The problem with these two statements is this. The best argument that I’ve heard against walkaway is that Mr. Gricar would suffer a major financial loss by walking away. He certainly would lose immediate access to his pension, which is unclaimed. The Pension He cannot directly access his bank assets. But even this argument is weakened by what financial data has been known publicly. Even taking the 4.5 years prior to Mr. Gricar’s disappearance, basically after his divorce, he was making, as a low average, $80.000 net. He would basically have to be spending at least $50,000 a year on himself, and then put $20.000 in the bank to have the assets claimed. $50,000 per year is a heck of a lot of Gray Goose Martinis, vacations, and Mini Coopers.
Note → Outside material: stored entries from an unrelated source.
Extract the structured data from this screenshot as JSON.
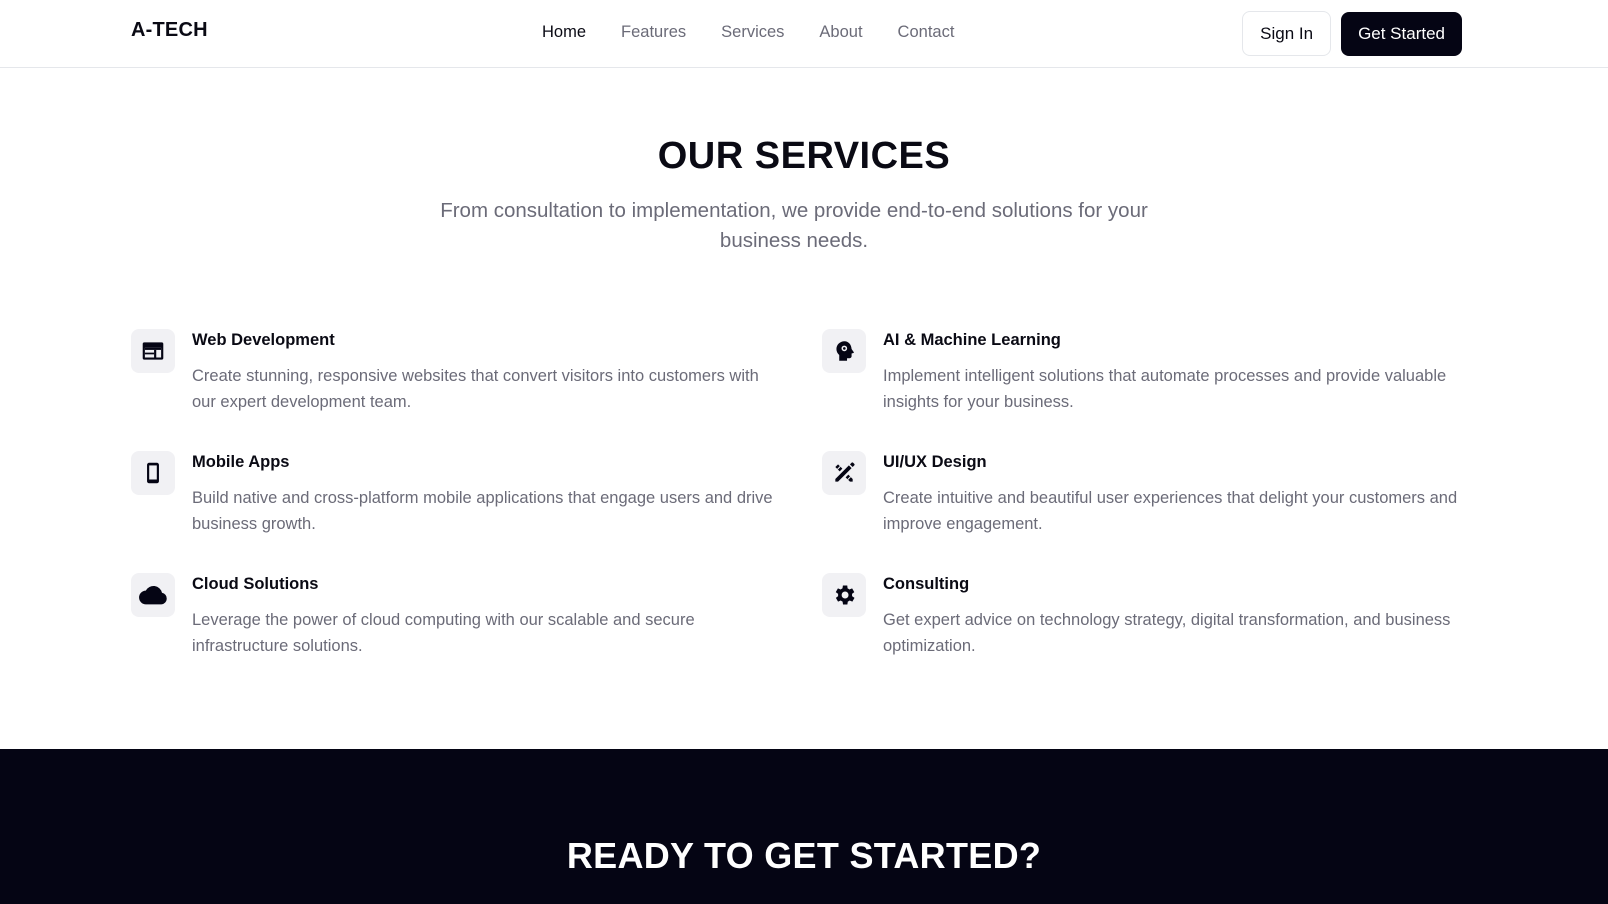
{
  "header": {
    "brand": "A-TECH",
    "nav": [
      {
        "label": "Home",
        "active": true
      },
      {
        "label": "Features",
        "active": false
      },
      {
        "label": "Services",
        "active": false
      },
      {
        "label": "About",
        "active": false
      },
      {
        "label": "Contact",
        "active": false
      }
    ],
    "signin_label": "Sign In",
    "get_started_label": "Get Started"
  },
  "services": {
    "title": "OUR SERVICES",
    "subtitle": "From consultation to implementation, we provide end-to-end solutions for your business needs.",
    "items": [
      {
        "icon": "browser-window-icon",
        "title": "Web Development",
        "description": "Create stunning, responsive websites that convert visitors into customers with our expert development team."
      },
      {
        "icon": "brain-head-icon",
        "title": "AI & Machine Learning",
        "description": "Implement intelligent solutions that automate processes and provide valuable insights for your business."
      },
      {
        "icon": "smartphone-icon",
        "title": "Mobile Apps",
        "description": "Build native and cross-platform mobile applications that engage users and drive business growth."
      },
      {
        "icon": "design-tools-icon",
        "title": "UI/UX Design",
        "description": "Create intuitive and beautiful user experiences that delight your customers and improve engagement."
      },
      {
        "icon": "cloud-icon",
        "title": "Cloud Solutions",
        "description": "Leverage the power of cloud computing with our scalable and secure infrastructure solutions."
      },
      {
        "icon": "gear-icon",
        "title": "Consulting",
        "description": "Get expert advice on technology strategy, digital transformation, and business optimization."
      }
    ]
  },
  "cta": {
    "title": "READY TO GET STARTED?"
  },
  "colors": {
    "primary": "#050514",
    "muted_text": "#6b6b78",
    "icon_bg": "#f1f1f4",
    "border": "#e5e7eb"
  }
}
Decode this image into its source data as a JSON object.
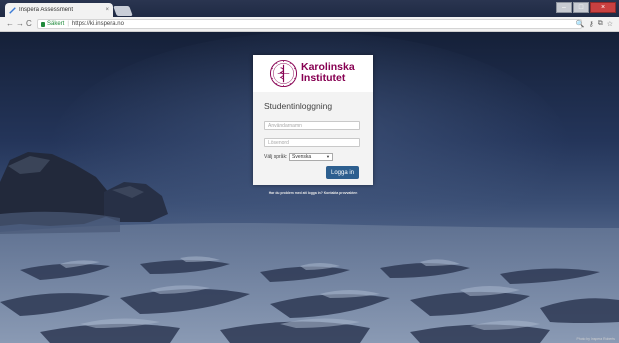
{
  "browser": {
    "tab_title": "Inspera Assessment",
    "tab_close": "×",
    "nav": {
      "back": "←",
      "forward": "→",
      "reload": "C"
    },
    "secure_label": "Säkert",
    "separator": "|",
    "url": "https://ki.inspera.no",
    "window_controls": {
      "minimize": "–",
      "maximize": "□",
      "close": "×"
    },
    "toolbar_icons": {
      "zoom": "🔍",
      "key": "⚷",
      "cast": "⧉",
      "star": "☆"
    }
  },
  "logo": {
    "line1": "Karolinska",
    "line2": "Institutet"
  },
  "login": {
    "title": "Studentinloggning",
    "username_placeholder": "Användarnamn",
    "password_placeholder": "Lösenord",
    "language_label": "Välj språk:",
    "language_selected": "Svenska",
    "submit_label": "Logga in"
  },
  "help_link": "Har du problem med att logga in? Kontakta provvakten",
  "photo_credit": "Photo by Inspera Roberts",
  "colors": {
    "brand": "#870052",
    "button": "#2d5f8f",
    "secure": "#1e8a3a"
  }
}
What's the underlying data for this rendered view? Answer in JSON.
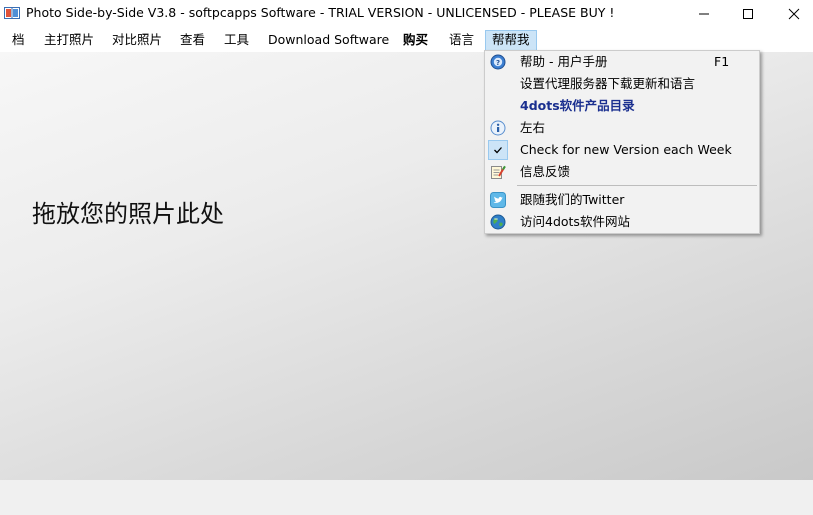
{
  "window": {
    "title": "Photo Side-by-Side V3.8 - softpcapps Software - TRIAL VERSION - UNLICENSED - PLEASE BUY !",
    "icon": "photo-side-by-side-app-icon",
    "controls": {
      "minimize": "minimize-icon",
      "maximize": "maximize-icon",
      "close": "close-icon"
    }
  },
  "menubar": {
    "items": [
      {
        "label": "档"
      },
      {
        "label": "主打照片"
      },
      {
        "label": "对比照片"
      },
      {
        "label": "查看"
      },
      {
        "label": "工具"
      },
      {
        "label": "Download Software"
      },
      {
        "label": "购买"
      },
      {
        "label": "语言"
      },
      {
        "label": "帮帮我"
      }
    ],
    "active_index": 8
  },
  "main": {
    "drop_hint": "拖放您的照片此处"
  },
  "help_menu": {
    "items": [
      {
        "label": "帮助 - 用户手册",
        "shortcut": "F1",
        "icon": "help-icon"
      },
      {
        "label": "设置代理服务器下载更新和语言",
        "icon": ""
      },
      {
        "label": "4dots软件产品目录",
        "icon": "",
        "style": "bold-blue"
      },
      {
        "label": "左右",
        "icon": "info-icon"
      },
      {
        "label": "Check for new Version each Week",
        "icon": "check-icon",
        "checked": true
      },
      {
        "label": "信息反馈",
        "icon": "feedback-icon"
      },
      {
        "label": "跟随我们的Twitter",
        "icon": "twitter-icon"
      },
      {
        "label": "访问4dots软件网站",
        "icon": "globe-icon"
      }
    ]
  },
  "colors": {
    "menu_highlight": "#cce4f7",
    "menu_highlight_border": "#99c9ef",
    "catalog_text": "#1a2f8f"
  }
}
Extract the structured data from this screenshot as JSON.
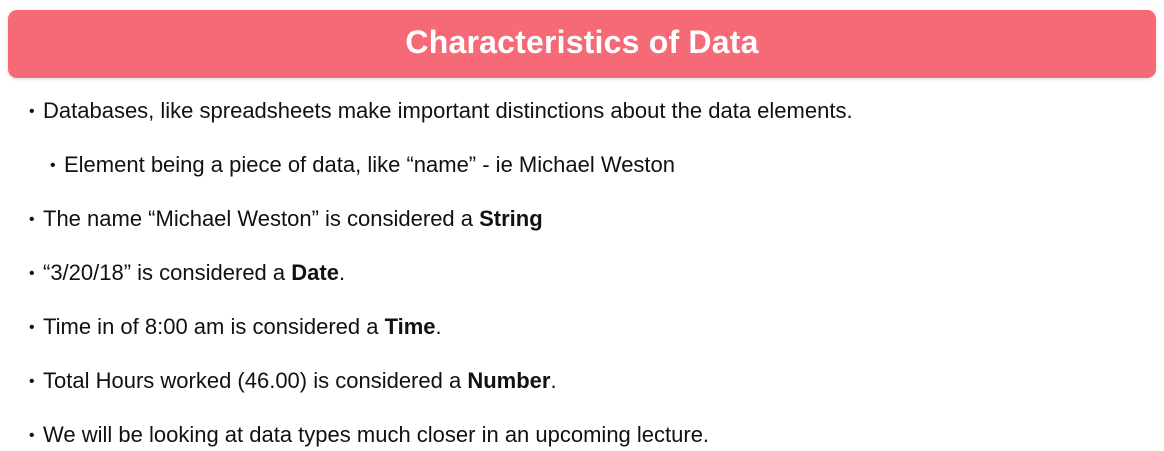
{
  "slide": {
    "title": "Characteristics of Data",
    "title_bar_color": "#f56a76",
    "bullet_symbol": "•",
    "bullets": [
      {
        "text": "Databases, like spreadsheets make important distinctions about the data elements.",
        "level": 1
      },
      {
        "text": "Element being a piece of data, like “name” - ie Michael Weston",
        "level": 2
      },
      {
        "text": "The name “Michael Weston” is considered a ",
        "emphasis": "String",
        "suffix": "",
        "level": 1
      },
      {
        "text": "“3/20/18” is considered a ",
        "emphasis": "Date",
        "suffix": ".",
        "level": 1
      },
      {
        "text": "Time in of 8:00 am is considered a ",
        "emphasis": "Time",
        "suffix": ".",
        "level": 1
      },
      {
        "text": "Total Hours worked (46.00) is considered a ",
        "emphasis": "Number",
        "suffix": ".",
        "level": 1
      },
      {
        "text": "We will be looking at data types much closer in an upcoming lecture.",
        "level": 1
      }
    ]
  }
}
Further, from some indications I’ve had had, he had at least some assets left after his divorce.
Now, obviously, there may be reasonable explanations for this. I don’t know what they are, because Mr. Gricar’s financial data has never been released. This creates a dilemma for the family. Walkaway will cause “public scorn and outrage,” according to the family spokesman. The best argument against walkaway is releasing the financial data. Because of (very legitimate) privacy concerns, the family will not release financial data.
At some point, Mr. Gricar’s family may be faced with problem. They may either be faced with Mr. Gricar’s disappearance being regarded with “public scorn and outrage,” because the public thinks he has voluntarily departed from his life or with surrendering some his privacy. The investigation, in a public sense, is not at this point yet, but it may be, sooner rather than later. If it reaches that point, I will be one of the people calling on Lara Gricar to release the information, if the family wishes to claim that walkaway is not the explanation.
Releasing the financial data might help form public perception of the case, but finding that all money; all non-cash transactions can be accounted for, or some unaccounted for, for probably wouldn’t generate anything new. This is more of a weapon in the “battle” to shape public opinion than an investigative tool.